Abstract

In an interview with Mavis Nicholson in 1987, James Baldwin said: “Black people need witnesses in this hostile world, which thinks everything is white.” Baldwin’s statement invokes the witness as one who bears a responsibility to the violence that renders Black life vulnerable to premature death. But what is it to bear witness in a world structured by anti-Blackness? This paper charts a relation between the 1992 beating of Rodney King by Los Angeles Police Department (LAPD) officers and the 2020 killing of George Floyd by a Minneapolis police officer, asking why such mediated witnessing of such moments of racialized state violence regularly fail to provoke an ethico-juridical crisis for the state. Against the idea that the ubiquity of mobile media – from smartphones and platform media to police dash-cams and body-cams – produce greater levels of police oversight and accountability, the paper argues that the scene of witnessing is structured by a racialized perception of the human which creates a situation in which artefacts of witnessing are challenged and contested.
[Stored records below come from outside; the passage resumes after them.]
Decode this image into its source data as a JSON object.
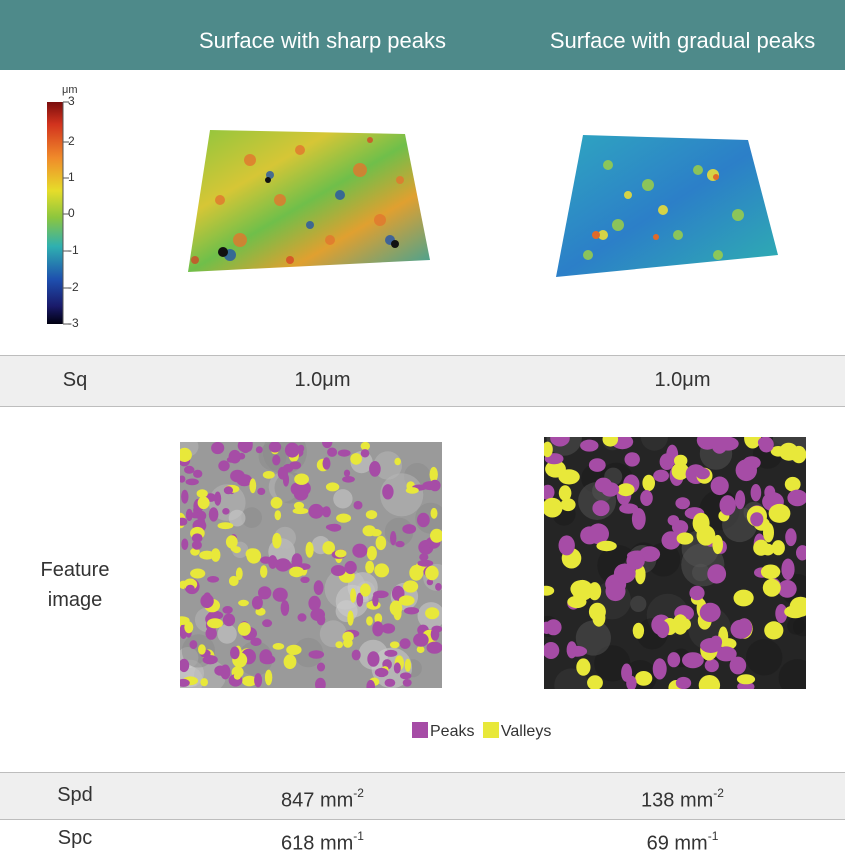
{
  "header": {
    "col1": "Surface with sharp peaks",
    "col2": "Surface with gradual peaks",
    "bg_color": "#4e8a8a"
  },
  "colorbar": {
    "unit": "μm",
    "ticks": [
      "3",
      "2",
      "1",
      "0",
      "-1",
      "-2",
      "-3"
    ]
  },
  "rows": {
    "sq": {
      "label": "Sq",
      "value1": "1.0μm",
      "value2": "1.0μm"
    },
    "feature": {
      "label_line1": "Feature",
      "label_line2": "image"
    },
    "spd": {
      "label": "Spd",
      "value1": "847 mm",
      "exp1": "-2",
      "value2": "138 mm",
      "exp2": "-2"
    },
    "spc": {
      "label": "Spc",
      "value1": "618 mm",
      "exp1": "-1",
      "value2": "69 mm",
      "exp2": "-1"
    }
  },
  "legend": {
    "peaks": "Peaks",
    "valleys": "Valleys",
    "peaks_color": "#a64ca6",
    "valleys_color": "#e8e83a"
  }
}
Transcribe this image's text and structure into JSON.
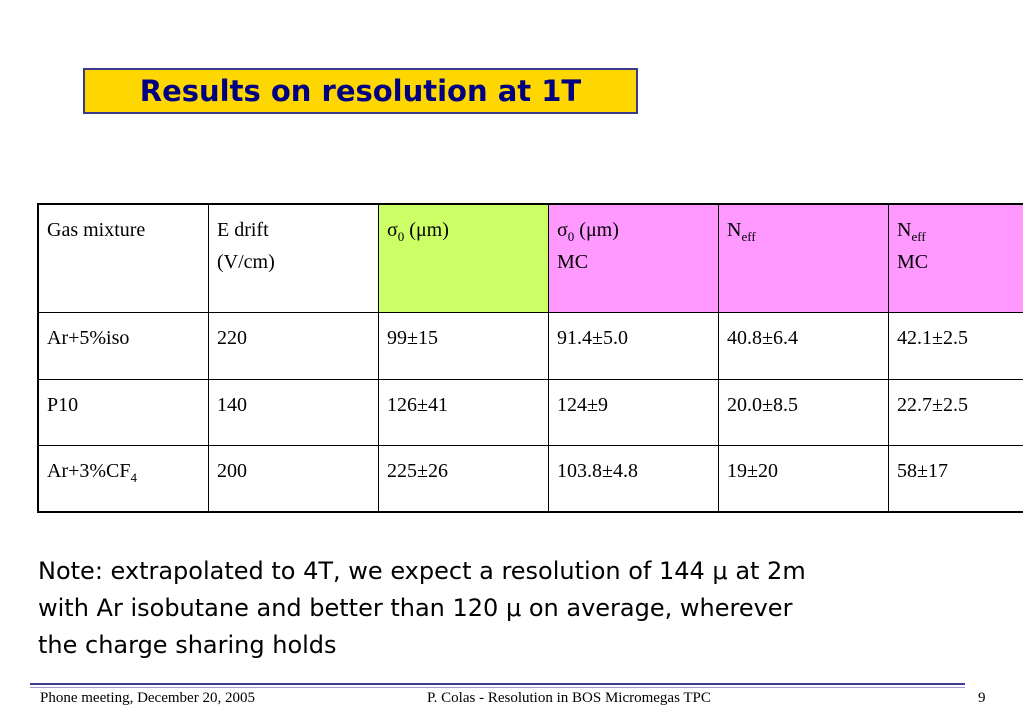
{
  "title": "Results on resolution at 1T",
  "table": {
    "header": [
      {
        "text": "Gas mixture"
      },
      {
        "text": "E drift",
        "line2": "(V/cm)"
      },
      {
        "text": "σ",
        "sub": "0",
        "after": " (μm)"
      },
      {
        "text": "σ",
        "sub": "0",
        "after": " (μm)",
        "line2": "MC"
      },
      {
        "text": "N",
        "sub": "eff"
      },
      {
        "text": "N",
        "sub": "eff",
        "line2": "MC"
      }
    ],
    "rows": [
      [
        {
          "text": "Ar+5%iso"
        },
        {
          "text": "220"
        },
        {
          "text": "99±15"
        },
        {
          "text": "91.4±5.0"
        },
        {
          "text": "40.8±6.4"
        },
        {
          "text": "42.1±2.5"
        }
      ],
      [
        {
          "text": "P10"
        },
        {
          "text": "140"
        },
        {
          "text": "126±41"
        },
        {
          "text": "124±9"
        },
        {
          "text": "20.0±8.5"
        },
        {
          "text": "22.7±2.5"
        }
      ],
      [
        {
          "text": "Ar+3%CF",
          "sub": "4"
        },
        {
          "text": "200"
        },
        {
          "text": "225±26"
        },
        {
          "text": "103.8±4.8"
        },
        {
          "text": "19±20"
        },
        {
          "text": "58±17"
        }
      ]
    ]
  },
  "note": {
    "lines": [
      "Note: extrapolated to 4T, we expect a resolution of 144 μ at 2m",
      "with Ar isobutane and better than 120 μ on average, wherever",
      "the charge sharing holds"
    ]
  },
  "footer": {
    "left": "Phone meeting, December 20, 2005",
    "center": "P. Colas  -  Resolution in BOS Micromegas TPC",
    "right": "9"
  }
}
Drawing on Ruth Wilson Gilmore’s notion of “the crisis state” and Judith Butler’s articulation of a “racially saturated field of visibility,” the paper explores the limits of the figure of the witness and offers a critique of techno-fixes to state-sanctioned anti-Blackness such as body-worn cameras. Against the presumption of the witness as an objective conduit of truth, the paper reads the work of the artist Arthur Jafa, whose video works Love Is The Message, The Message Is Death and The White Album stage a confrontation with a visual field structured by racism and suggest an articulation of the human in excess of liberal subjectivity.